Avant de procéder au partage, les héritiers doivent rapporter à la succession ce qu’ils ont reçu du défunt par donation ou par testament à charge expresse de rapport. Cette étape préalable permet de connaître la teneur exacte du patrimoine successoral partageable. Il y a ensuite lieu de procéder à la composition des lots et à leur attribution[27]. Notons qu’un héritier peut se voir attribuer certains biens par préférence. Nous reviendrons sur ce point dans une prochaine chronique.

Enfin, en principe, les copartageants sont tenus à la garantie des copartageants[28]. Ainsi, si l’un d’entre eux est évincé, les autres doivent l’indemniser pour la perte subie, si le trouble ou l’éviction procède d’une cause antérieure au partage.

Effet déclaratif du partage

L’article 1037, al. 3 C.c.Q. prévoit que « l’acte de partage qui met fin à une indivision autre que successorale est attributif du droit de propriété ». Ainsi, contrairement à tout autre partage, l’acte de partage qui met fin à une indivision successorale est seulement déclaratif, et non attributif de propriété. L’article 884, al. 1 C.c.Q. réitère d’ailleurs clairement qu’en matière successorale, le partage est déclaratif de propriété. En effet, selon l’article 884, al. 2 C.c.Q., « [c]haque copartageant est réputé avoir succédé, seul et immédiatement, à tous les biens compris dans son lot ou qui lui sont échus par un acte de partage total ou partiel ; il est censé avoir eu la propriété de ces biens à compter du décès et n’avoir jamais été propriétaire des autres biens de la succession ». En raison de ce fait, le partage successoral n’est pas assujetti à la loi concernant les droits de mutations immobilières.[29] À titre d’exemple, A, B et C, les trois enfants du défunt, héritent d’un immeuble.
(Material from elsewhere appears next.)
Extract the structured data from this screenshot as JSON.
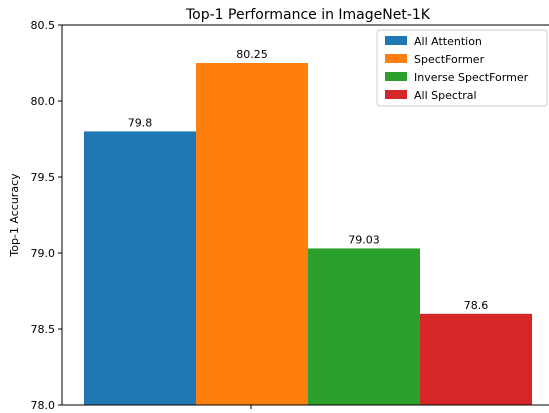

B désire conserver l’immeuble. Si A et C vendent leurs droits à leur frère B, il y aura un droit de mutation. Cependant, si A, B et C se partagent l’immeuble et que ce partage attribue l’immeuble à B, il n’y aura pas de droit de mutation.
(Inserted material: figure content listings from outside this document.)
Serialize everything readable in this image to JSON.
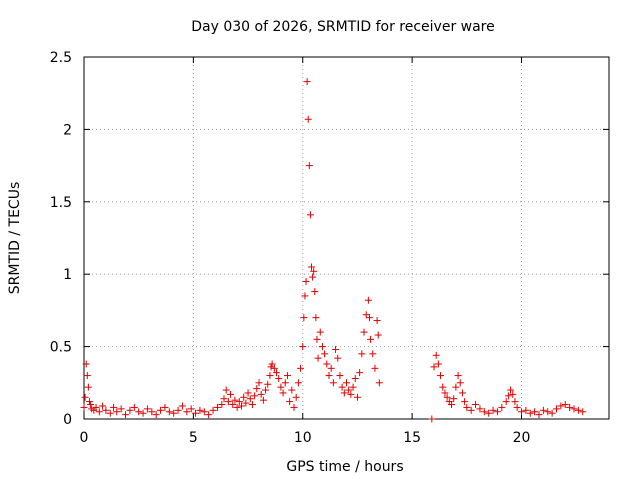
{
  "chart_data": {
    "type": "scatter",
    "title": "Day 030 of 2026, SRMTID for receiver ware",
    "xlabel": "GPS time / hours",
    "ylabel": "SRMTID / TECUs",
    "xlim": [
      0,
      24
    ],
    "ylim": [
      0,
      2.5
    ],
    "xticks": [
      0,
      5,
      10,
      15,
      20
    ],
    "xtick_labels": [
      "0",
      "5",
      "10",
      "15",
      "20"
    ],
    "yticks": [
      0,
      0.5,
      1,
      1.5,
      2,
      2.5
    ],
    "ytick_labels": [
      "0",
      "0.5",
      "1",
      "1.5",
      "2",
      "2.5"
    ],
    "grid": true,
    "marker": "+",
    "series_color": "#e00000",
    "series": [
      {
        "name": "SRMTID",
        "points": [
          [
            0.0,
            0.08
          ],
          [
            0.05,
            0.15
          ],
          [
            0.1,
            0.38
          ],
          [
            0.15,
            0.3
          ],
          [
            0.2,
            0.22
          ],
          [
            0.25,
            0.12
          ],
          [
            0.3,
            0.1
          ],
          [
            0.35,
            0.07
          ],
          [
            0.45,
            0.06
          ],
          [
            0.55,
            0.08
          ],
          [
            0.7,
            0.05
          ],
          [
            0.85,
            0.09
          ],
          [
            1.0,
            0.06
          ],
          [
            1.2,
            0.04
          ],
          [
            1.35,
            0.08
          ],
          [
            1.5,
            0.05
          ],
          [
            1.7,
            0.07
          ],
          [
            1.9,
            0.03
          ],
          [
            2.1,
            0.06
          ],
          [
            2.3,
            0.08
          ],
          [
            2.5,
            0.05
          ],
          [
            2.7,
            0.04
          ],
          [
            2.9,
            0.07
          ],
          [
            3.1,
            0.05
          ],
          [
            3.3,
            0.03
          ],
          [
            3.5,
            0.06
          ],
          [
            3.7,
            0.08
          ],
          [
            3.9,
            0.05
          ],
          [
            4.1,
            0.04
          ],
          [
            4.3,
            0.06
          ],
          [
            4.5,
            0.09
          ],
          [
            4.7,
            0.05
          ],
          [
            4.9,
            0.07
          ],
          [
            5.1,
            0.04
          ],
          [
            5.3,
            0.06
          ],
          [
            5.5,
            0.05
          ],
          [
            5.7,
            0.03
          ],
          [
            5.9,
            0.06
          ],
          [
            6.1,
            0.08
          ],
          [
            6.3,
            0.1
          ],
          [
            6.4,
            0.14
          ],
          [
            6.5,
            0.2
          ],
          [
            6.6,
            0.12
          ],
          [
            6.7,
            0.17
          ],
          [
            6.8,
            0.1
          ],
          [
            6.9,
            0.13
          ],
          [
            7.0,
            0.08
          ],
          [
            7.1,
            0.12
          ],
          [
            7.2,
            0.09
          ],
          [
            7.3,
            0.15
          ],
          [
            7.4,
            0.11
          ],
          [
            7.5,
            0.18
          ],
          [
            7.6,
            0.14
          ],
          [
            7.7,
            0.1
          ],
          [
            7.8,
            0.16
          ],
          [
            7.9,
            0.21
          ],
          [
            8.0,
            0.25
          ],
          [
            8.1,
            0.17
          ],
          [
            8.2,
            0.13
          ],
          [
            8.3,
            0.2
          ],
          [
            8.4,
            0.24
          ],
          [
            8.5,
            0.3
          ],
          [
            8.55,
            0.36
          ],
          [
            8.6,
            0.38
          ],
          [
            8.7,
            0.35
          ],
          [
            8.8,
            0.32
          ],
          [
            8.9,
            0.28
          ],
          [
            9.0,
            0.22
          ],
          [
            9.1,
            0.18
          ],
          [
            9.2,
            0.25
          ],
          [
            9.3,
            0.3
          ],
          [
            9.4,
            0.12
          ],
          [
            9.5,
            0.2
          ],
          [
            9.6,
            0.08
          ],
          [
            9.7,
            0.15
          ],
          [
            9.8,
            0.25
          ],
          [
            9.9,
            0.35
          ],
          [
            10.0,
            0.5
          ],
          [
            10.05,
            0.7
          ],
          [
            10.1,
            0.85
          ],
          [
            10.15,
            0.95
          ],
          [
            10.2,
            2.33
          ],
          [
            10.25,
            2.07
          ],
          [
            10.3,
            1.75
          ],
          [
            10.35,
            1.41
          ],
          [
            10.4,
            1.05
          ],
          [
            10.45,
            0.98
          ],
          [
            10.5,
            1.02
          ],
          [
            10.55,
            0.88
          ],
          [
            10.6,
            0.7
          ],
          [
            10.65,
            0.55
          ],
          [
            10.7,
            0.42
          ],
          [
            10.8,
            0.6
          ],
          [
            10.9,
            0.5
          ],
          [
            11.0,
            0.45
          ],
          [
            11.1,
            0.38
          ],
          [
            11.2,
            0.3
          ],
          [
            11.3,
            0.35
          ],
          [
            11.4,
            0.25
          ],
          [
            11.5,
            0.48
          ],
          [
            11.6,
            0.42
          ],
          [
            11.7,
            0.3
          ],
          [
            11.8,
            0.22
          ],
          [
            11.9,
            0.18
          ],
          [
            12.0,
            0.25
          ],
          [
            12.1,
            0.2
          ],
          [
            12.2,
            0.17
          ],
          [
            12.3,
            0.22
          ],
          [
            12.4,
            0.28
          ],
          [
            12.5,
            0.15
          ],
          [
            12.6,
            0.32
          ],
          [
            12.7,
            0.45
          ],
          [
            12.8,
            0.6
          ],
          [
            12.9,
            0.72
          ],
          [
            13.0,
            0.82
          ],
          [
            13.05,
            0.7
          ],
          [
            13.1,
            0.55
          ],
          [
            13.2,
            0.45
          ],
          [
            13.3,
            0.35
          ],
          [
            13.4,
            0.68
          ],
          [
            13.45,
            0.58
          ],
          [
            13.5,
            0.25
          ],
          [
            15.9,
            0.0
          ],
          [
            16.0,
            0.36
          ],
          [
            16.1,
            0.44
          ],
          [
            16.2,
            0.38
          ],
          [
            16.3,
            0.3
          ],
          [
            16.4,
            0.22
          ],
          [
            16.5,
            0.18
          ],
          [
            16.6,
            0.15
          ],
          [
            16.7,
            0.12
          ],
          [
            16.8,
            0.1
          ],
          [
            16.9,
            0.14
          ],
          [
            17.0,
            0.22
          ],
          [
            17.1,
            0.3
          ],
          [
            17.2,
            0.25
          ],
          [
            17.3,
            0.18
          ],
          [
            17.4,
            0.12
          ],
          [
            17.5,
            0.08
          ],
          [
            17.7,
            0.06
          ],
          [
            17.9,
            0.1
          ],
          [
            18.1,
            0.07
          ],
          [
            18.3,
            0.05
          ],
          [
            18.5,
            0.04
          ],
          [
            18.7,
            0.06
          ],
          [
            18.9,
            0.05
          ],
          [
            19.1,
            0.08
          ],
          [
            19.3,
            0.12
          ],
          [
            19.4,
            0.16
          ],
          [
            19.5,
            0.2
          ],
          [
            19.6,
            0.17
          ],
          [
            19.7,
            0.12
          ],
          [
            19.8,
            0.08
          ],
          [
            20.0,
            0.05
          ],
          [
            20.2,
            0.06
          ],
          [
            20.4,
            0.04
          ],
          [
            20.6,
            0.05
          ],
          [
            20.8,
            0.03
          ],
          [
            21.0,
            0.06
          ],
          [
            21.2,
            0.05
          ],
          [
            21.4,
            0.04
          ],
          [
            21.6,
            0.07
          ],
          [
            21.8,
            0.09
          ],
          [
            22.0,
            0.1
          ],
          [
            22.2,
            0.08
          ],
          [
            22.4,
            0.07
          ],
          [
            22.6,
            0.06
          ],
          [
            22.8,
            0.05
          ]
        ]
      }
    ]
  }
}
Dans une prochaine chronique, nous traiterons du partage partiel d’un immeuble de la succession et des valeurs utilisées lors du partage.

[1] Pour une étude complète sur les articles du partage successoral, voir Michel Beauchamp, La liquidation et le partage de la succession (Art. 776 à 898 C.c.Q.), 2e éd., « Collection Commentaires sur le Code civil du Québec (DQC) », Montréal, Éditions Yvon Blais, 2016.

[2] Jacques Beaulne, Droit des successions, 5e éd., Montréal, Wilson & Lafleur, 2016, no 1609.

[3] art. 1030 C.c.Q.

[4] art. 838 C.c.Q

[5] art. 777 C.c.Q.

[6] Art. 820, al. 1 C.c.Q

[7] art. 821, al. 1 C.c.Q.

[8] art. 821, al. 2 C.c.Q.

[9] art. 822, al. 1 C.c.Q.

[10] art. 819, al. 2 et 822 C.c.Q.

[11] art. 836 et s. C.c.Q.

[12] Jacques Beaulne, op. cit.

[13] Art. 1030 C.c.Q.

[14] art. 819 et 822 C.c.Q.

[15] Hubert Reid, Dictionnaire de droit québécois et canadien, 6e éd., Montréal, Wilson & Lafleur, 2023, sub verbo « partage ».

[16] Ibid.

[17] art. 849 C.c.Q.; Jacques Beaulne, op. cit., no 1681.

[18] art. 836 C.c.Q.

[19] Boutin c. Boutin, REJB 1995-28781 (C.S.).

[20] Jacques Beaulne, op. cit., no 1588.

[21] art. 778 C.c.Q.

[22] art. 838, al. 1 C.c.Q.

[23] Jacques Beaulne, La liquidation des successions, mis à jour par Michel BEAUCHAMP, 2e éd., « coll. Bleue », Montréal, Wilson & Lafleur, 2015, no 816.

[24] art. 820, al. 3 C.c.Q.

[25] art. 820, al. 3 et 838, al. 1 C.c.Q.

[26] art. 838, al. 2 C.c.Q.

[27] art. 849 à 864 C.c.Q.

[28] art. 889 à 894 C.c.Q.

[29] Alain Roy et Andréanne Malacket, Code civil du Québec : Annotations – Commentaires, 7e éd., Montréal, Yvon Blais, 2022-2023 sous l’art. 884.